The Ugly (Movie Review)

Chris Vander Kaay and Kathleen Fernandez-Vander Kaay's rating: ★ ★ ★ ★ Director: Scott Reynolds | Release Date: 1998

For every filmmaking success story from Australia (Mad Max creator George Miller) or New Zealand (Lord of the Rings director Peter Jackson), there are a handful of very talented filmmakers from that side of the globe who created great films that simply never found the mainstream recognition to cross over into international acclaim.  The Ugly, a dark and visually impressive psychological thriller by writer/director Scott Reynolds, unfortunately falls into the latter category.

The film has a simple premise: a famous psychologist visits a serial killer in a mental hospital in order to try and understand his motivations (and hopefully get a successful story to publish out of it); as the conversations between the two continue, she discovers that she is either being pulled into the killer’s delusions, or that what he is saying may not be as crazy as everyone thought.

The photography in the film, mostly within the interiors of a dilapidated mental facility, is beautifully grainy and evocative, and perfectly matches the subject matter.  The lead performance of the serial killer, played by Paolo Rotondo (an infrequent television actor), is a revelation, and it is hard to believe that this film didn’t lead to more opportunities.  In fact, the same can be said for the director, Scott Reynolds, who directed only two other feature films and was an uncredited writer on the Kate Bosworth martial arts western The Warrior’s Way.

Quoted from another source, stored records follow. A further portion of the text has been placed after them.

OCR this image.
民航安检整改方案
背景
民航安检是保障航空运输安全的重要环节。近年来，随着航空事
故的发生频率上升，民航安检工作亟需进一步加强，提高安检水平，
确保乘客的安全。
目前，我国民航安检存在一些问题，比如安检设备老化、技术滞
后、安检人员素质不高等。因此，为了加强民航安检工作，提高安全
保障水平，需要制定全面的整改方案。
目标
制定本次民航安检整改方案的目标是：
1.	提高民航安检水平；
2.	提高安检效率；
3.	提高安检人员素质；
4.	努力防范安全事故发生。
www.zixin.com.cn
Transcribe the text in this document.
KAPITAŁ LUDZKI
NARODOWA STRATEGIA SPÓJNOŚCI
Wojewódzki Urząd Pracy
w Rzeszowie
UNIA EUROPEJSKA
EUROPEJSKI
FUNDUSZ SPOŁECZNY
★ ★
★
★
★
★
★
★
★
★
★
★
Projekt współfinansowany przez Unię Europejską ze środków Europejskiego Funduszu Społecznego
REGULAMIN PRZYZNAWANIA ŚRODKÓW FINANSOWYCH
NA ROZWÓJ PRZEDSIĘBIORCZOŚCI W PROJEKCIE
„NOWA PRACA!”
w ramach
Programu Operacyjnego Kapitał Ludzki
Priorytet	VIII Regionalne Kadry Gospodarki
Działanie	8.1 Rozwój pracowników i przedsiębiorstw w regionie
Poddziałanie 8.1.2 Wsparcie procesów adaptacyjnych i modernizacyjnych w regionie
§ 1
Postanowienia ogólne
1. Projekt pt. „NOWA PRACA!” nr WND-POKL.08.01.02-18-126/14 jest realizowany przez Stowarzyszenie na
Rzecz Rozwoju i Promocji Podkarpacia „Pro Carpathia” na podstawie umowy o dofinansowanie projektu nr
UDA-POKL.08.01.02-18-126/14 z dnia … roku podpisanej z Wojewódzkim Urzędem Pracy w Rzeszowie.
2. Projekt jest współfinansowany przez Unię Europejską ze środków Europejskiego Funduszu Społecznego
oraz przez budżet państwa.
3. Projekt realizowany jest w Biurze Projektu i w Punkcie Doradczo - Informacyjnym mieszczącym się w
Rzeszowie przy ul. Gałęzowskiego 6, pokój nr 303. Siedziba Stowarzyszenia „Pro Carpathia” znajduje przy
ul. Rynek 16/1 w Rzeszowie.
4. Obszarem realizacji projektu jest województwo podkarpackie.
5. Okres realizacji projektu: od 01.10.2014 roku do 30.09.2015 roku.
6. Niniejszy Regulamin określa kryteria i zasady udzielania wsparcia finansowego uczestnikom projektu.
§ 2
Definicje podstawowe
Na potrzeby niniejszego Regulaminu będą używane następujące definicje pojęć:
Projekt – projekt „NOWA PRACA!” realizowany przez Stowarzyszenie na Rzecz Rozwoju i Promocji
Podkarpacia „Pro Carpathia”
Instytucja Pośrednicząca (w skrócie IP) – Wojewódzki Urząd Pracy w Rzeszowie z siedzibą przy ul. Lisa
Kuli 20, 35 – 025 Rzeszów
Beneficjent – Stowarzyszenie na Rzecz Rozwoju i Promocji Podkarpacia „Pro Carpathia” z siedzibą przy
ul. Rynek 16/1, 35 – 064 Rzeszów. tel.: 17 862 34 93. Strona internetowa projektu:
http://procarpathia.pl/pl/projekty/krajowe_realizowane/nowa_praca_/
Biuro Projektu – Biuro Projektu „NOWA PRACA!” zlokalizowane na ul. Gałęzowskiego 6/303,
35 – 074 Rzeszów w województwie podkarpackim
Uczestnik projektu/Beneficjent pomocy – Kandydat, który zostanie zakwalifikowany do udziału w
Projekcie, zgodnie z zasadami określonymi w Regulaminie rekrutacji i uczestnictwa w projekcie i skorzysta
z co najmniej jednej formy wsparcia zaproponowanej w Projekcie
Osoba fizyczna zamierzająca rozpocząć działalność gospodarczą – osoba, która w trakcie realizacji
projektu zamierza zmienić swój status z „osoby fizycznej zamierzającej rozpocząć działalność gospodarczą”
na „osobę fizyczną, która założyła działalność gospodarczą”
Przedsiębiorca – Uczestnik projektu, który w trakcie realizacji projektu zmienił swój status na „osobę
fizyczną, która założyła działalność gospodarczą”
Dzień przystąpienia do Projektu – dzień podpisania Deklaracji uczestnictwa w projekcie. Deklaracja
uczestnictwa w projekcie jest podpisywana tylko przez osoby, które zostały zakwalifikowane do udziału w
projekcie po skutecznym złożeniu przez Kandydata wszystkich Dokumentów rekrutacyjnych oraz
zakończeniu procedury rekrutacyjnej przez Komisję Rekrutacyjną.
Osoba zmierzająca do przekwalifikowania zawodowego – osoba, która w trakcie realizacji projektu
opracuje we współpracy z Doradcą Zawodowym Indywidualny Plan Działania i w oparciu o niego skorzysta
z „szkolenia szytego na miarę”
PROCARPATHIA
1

All of the performances are appropriately moody for the film (except perhaps for the over-the-top interns in the mental facility), the visual effects (from many of the same people who brought Jackson’s Lord of the Rings trilogy to life) are creepy and well executed, and this low-budget psycho-thriller is a minor gem that somehow never caught hold in the U.S., but is well worth the time to hunt it down.

Chris Vander Kaay and Kathleen Fernandez-Vander Kaay

Contributors

Chris Vander Kaay and Kathleen Fernandez-Vander Kaay are a husband and wife writing team who agree on almost everything except whether or not 28 Days Later should be considered a zombie movie. After years devoted to interviews, podcasts, and articles in which they championed the idea that the horror film genre should be taken seriously, they hope the idea is finally catching on.